Meta, the parent company for Facebook, is currently running ads for Protect Texas Kids, founded by  right-wing extremist Kelly Neidert, to run ads “baselessly calling people pedophiles,” journalist Steven Monacelli reported today (Saturday, Sept. 3) via Twitter. “Meta has allowed these ads to reach thousands of people.”

According to screen caps of the ad — which started running on Sept. 1 and is labeled as “sponsored” and “paid for by Protect Texas Kids” — show that it features photos of the drag brunch held Sunday, Aug. 28, at Anderson Distillery & Grill in Roanoke. Copy with the photos reads “ROANOKE, Texas: Skinny-armed communist John Brown Club pedophiles stand guard outside of a pedophile ritual involving children, with people on rooftops to act as snipers.”

Members of an area John Brown Club did arrive armed at the event to provide security for those attending because right-wing protesters, including Neidert, had shown up to protest the drag brunch and harass attendees. One of the protesters  was, in fact, carrying a baseball bat wrapped in barbed wire, as Monacelli noted in his report for Dallas Voice on Friday, Sept. 2.

According to another screen cap tweeted by Monacelli, Protect Texas Kids  spent between $100 and $199 on the ad, which had racked up between 15,000 and 20,000 “impressions,” with number of impressions being the “number of times these ads were seen on a screen.”

Monacelli also notes in his Twitter thread than in August, Meta “allowed Protect Texas Kids to spend a few thousand dollars on ads that baselessly called people child abusers and reached hundreds of thousands of people.” Attached to that tweet were screen caps of a Protect Texas Kids Meta ad that ran from Aug. 20-28 on Facebook and Instagram that apparently included photos of Mr. Misster, a bar on Cedar Springs Road that in June held a drag event for families with children in the hours before the bar opened to the public. No alcohol was served at that event. Copy with the photo says “Woke child abusers use sheets to hide kids as they usher them into sexually explicit drag show.”
The show was not, by the way, “sexually explicit.”

According to another screen cap, Protect Texas Kids spent $1,500-$2,000 for that ad, which received between 450,000 and 500,000 impressions.

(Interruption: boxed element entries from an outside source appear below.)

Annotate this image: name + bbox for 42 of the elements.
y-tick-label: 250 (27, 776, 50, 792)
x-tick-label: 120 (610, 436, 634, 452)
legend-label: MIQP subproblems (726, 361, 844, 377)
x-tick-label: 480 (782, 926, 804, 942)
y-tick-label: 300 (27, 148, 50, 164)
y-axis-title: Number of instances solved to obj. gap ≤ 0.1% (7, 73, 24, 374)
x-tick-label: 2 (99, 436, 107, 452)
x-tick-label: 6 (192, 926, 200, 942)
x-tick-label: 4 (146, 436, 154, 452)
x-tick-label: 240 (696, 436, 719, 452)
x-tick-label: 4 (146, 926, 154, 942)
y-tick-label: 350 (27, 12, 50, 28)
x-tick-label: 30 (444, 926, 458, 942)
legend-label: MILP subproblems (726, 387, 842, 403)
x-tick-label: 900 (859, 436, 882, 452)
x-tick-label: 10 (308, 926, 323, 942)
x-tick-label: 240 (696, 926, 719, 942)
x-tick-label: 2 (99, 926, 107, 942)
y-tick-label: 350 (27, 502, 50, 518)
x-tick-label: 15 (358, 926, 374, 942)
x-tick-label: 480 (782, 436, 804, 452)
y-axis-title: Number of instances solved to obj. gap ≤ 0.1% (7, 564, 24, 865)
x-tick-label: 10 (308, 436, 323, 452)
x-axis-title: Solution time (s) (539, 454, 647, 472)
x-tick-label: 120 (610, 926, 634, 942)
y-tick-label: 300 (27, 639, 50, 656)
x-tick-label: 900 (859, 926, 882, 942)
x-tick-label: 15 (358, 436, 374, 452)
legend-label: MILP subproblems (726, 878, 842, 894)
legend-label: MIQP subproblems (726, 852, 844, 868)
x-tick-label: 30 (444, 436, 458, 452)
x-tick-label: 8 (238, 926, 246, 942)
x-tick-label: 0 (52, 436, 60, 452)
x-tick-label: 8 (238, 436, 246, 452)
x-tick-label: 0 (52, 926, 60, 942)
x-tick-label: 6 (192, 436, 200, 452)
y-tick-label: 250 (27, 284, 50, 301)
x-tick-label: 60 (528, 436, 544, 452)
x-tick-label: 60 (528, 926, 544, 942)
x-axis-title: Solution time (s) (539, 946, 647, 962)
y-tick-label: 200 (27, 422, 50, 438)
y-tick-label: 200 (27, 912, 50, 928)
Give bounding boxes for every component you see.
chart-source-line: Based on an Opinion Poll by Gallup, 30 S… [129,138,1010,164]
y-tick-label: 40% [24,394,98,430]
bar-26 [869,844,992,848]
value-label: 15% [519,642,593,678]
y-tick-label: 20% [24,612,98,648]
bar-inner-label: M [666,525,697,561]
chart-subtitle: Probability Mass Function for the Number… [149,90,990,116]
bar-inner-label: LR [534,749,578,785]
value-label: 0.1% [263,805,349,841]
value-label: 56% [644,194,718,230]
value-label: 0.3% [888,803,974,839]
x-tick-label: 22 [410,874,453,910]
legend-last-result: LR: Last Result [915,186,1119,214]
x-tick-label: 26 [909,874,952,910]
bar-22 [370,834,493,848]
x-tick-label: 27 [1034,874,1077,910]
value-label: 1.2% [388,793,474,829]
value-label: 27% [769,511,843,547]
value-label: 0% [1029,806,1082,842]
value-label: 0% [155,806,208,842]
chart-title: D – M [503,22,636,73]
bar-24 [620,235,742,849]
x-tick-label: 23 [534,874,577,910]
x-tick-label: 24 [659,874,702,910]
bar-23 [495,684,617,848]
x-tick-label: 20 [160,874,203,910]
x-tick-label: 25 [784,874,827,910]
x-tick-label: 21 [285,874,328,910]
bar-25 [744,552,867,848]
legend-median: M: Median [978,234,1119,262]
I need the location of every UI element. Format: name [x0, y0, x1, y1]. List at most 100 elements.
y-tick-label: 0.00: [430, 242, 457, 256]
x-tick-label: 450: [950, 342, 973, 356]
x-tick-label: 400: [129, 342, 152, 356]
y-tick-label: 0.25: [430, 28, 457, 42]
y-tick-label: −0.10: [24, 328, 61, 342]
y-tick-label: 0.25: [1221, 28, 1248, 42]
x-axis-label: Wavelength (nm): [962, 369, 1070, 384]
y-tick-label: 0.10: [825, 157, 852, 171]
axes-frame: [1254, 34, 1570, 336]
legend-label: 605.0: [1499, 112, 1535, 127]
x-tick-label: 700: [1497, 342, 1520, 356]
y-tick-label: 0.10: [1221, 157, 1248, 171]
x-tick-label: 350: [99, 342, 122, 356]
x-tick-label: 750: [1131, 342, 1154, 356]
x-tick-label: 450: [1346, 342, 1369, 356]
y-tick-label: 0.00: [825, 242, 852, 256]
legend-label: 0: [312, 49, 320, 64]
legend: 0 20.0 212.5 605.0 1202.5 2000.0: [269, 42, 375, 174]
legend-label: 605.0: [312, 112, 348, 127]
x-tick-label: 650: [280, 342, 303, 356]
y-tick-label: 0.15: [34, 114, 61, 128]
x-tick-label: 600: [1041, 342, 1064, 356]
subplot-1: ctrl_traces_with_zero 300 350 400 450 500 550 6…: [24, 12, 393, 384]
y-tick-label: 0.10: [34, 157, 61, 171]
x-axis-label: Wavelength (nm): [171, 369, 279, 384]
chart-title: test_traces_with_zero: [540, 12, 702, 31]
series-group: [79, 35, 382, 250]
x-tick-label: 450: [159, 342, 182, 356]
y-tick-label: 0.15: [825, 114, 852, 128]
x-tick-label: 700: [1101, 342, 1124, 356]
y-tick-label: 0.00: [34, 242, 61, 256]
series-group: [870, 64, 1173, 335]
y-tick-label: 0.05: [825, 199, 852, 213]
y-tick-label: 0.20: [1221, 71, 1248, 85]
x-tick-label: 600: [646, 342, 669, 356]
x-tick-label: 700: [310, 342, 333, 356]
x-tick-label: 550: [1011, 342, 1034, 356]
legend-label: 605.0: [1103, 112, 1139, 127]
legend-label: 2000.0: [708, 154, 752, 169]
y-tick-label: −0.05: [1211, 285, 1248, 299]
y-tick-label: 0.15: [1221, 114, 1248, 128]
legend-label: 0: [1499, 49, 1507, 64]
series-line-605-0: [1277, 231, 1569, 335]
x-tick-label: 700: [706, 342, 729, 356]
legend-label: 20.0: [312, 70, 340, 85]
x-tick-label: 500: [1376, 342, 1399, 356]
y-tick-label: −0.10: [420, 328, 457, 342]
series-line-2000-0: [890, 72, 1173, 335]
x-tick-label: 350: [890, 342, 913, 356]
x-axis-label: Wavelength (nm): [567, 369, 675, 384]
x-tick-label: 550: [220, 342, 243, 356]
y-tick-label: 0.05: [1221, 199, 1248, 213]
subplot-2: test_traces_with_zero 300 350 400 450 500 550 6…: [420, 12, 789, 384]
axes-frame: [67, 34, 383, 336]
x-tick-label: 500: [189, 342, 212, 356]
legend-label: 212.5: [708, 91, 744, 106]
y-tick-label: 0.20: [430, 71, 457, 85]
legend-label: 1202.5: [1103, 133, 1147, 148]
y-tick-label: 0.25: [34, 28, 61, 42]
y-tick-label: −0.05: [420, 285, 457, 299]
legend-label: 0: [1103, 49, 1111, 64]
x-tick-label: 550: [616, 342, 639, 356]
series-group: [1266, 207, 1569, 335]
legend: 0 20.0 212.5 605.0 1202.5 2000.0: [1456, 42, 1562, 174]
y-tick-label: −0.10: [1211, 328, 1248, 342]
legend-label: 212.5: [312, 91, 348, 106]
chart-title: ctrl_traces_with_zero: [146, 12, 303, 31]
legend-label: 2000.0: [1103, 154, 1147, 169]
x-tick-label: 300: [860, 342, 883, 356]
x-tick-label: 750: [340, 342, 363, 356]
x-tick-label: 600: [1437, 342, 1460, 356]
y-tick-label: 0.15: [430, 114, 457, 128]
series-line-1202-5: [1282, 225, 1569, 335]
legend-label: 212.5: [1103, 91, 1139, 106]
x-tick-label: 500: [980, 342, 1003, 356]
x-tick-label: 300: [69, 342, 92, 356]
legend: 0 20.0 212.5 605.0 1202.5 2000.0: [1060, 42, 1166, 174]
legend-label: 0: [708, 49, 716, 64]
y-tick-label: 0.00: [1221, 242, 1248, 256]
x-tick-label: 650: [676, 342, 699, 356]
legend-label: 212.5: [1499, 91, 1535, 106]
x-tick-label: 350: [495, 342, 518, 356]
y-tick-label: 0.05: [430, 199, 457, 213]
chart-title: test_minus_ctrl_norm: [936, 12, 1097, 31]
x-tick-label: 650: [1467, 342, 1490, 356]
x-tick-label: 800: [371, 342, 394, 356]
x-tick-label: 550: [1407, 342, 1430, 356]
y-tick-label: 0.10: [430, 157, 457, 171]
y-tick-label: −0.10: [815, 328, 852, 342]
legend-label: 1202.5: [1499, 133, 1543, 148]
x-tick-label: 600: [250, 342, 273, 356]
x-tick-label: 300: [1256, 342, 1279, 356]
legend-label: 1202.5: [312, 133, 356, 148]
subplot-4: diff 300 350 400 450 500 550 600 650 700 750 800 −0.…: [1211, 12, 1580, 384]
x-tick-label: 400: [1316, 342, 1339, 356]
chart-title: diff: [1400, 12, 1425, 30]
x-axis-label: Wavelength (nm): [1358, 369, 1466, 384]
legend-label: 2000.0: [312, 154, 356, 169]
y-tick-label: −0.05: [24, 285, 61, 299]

Neidert has been suspended from Twitter after tweeting, “Let’s start rounding up people who participate in pride events” on June 18, the middle of LGBTQ Pride Month. Neidert, who graduated from North Texas State University in Denton last May, apparently founded Protect Texas Kids earlier this year, and promotes her organization as a 501(c)(4) nonprofit.  Unlike 501(c)(3) organizations, a 501(c)(4) nonprofit “may engage in political campaign intervention activities so long as such activities do not represent their primary activity,” according to NonProfitLawBlog.com.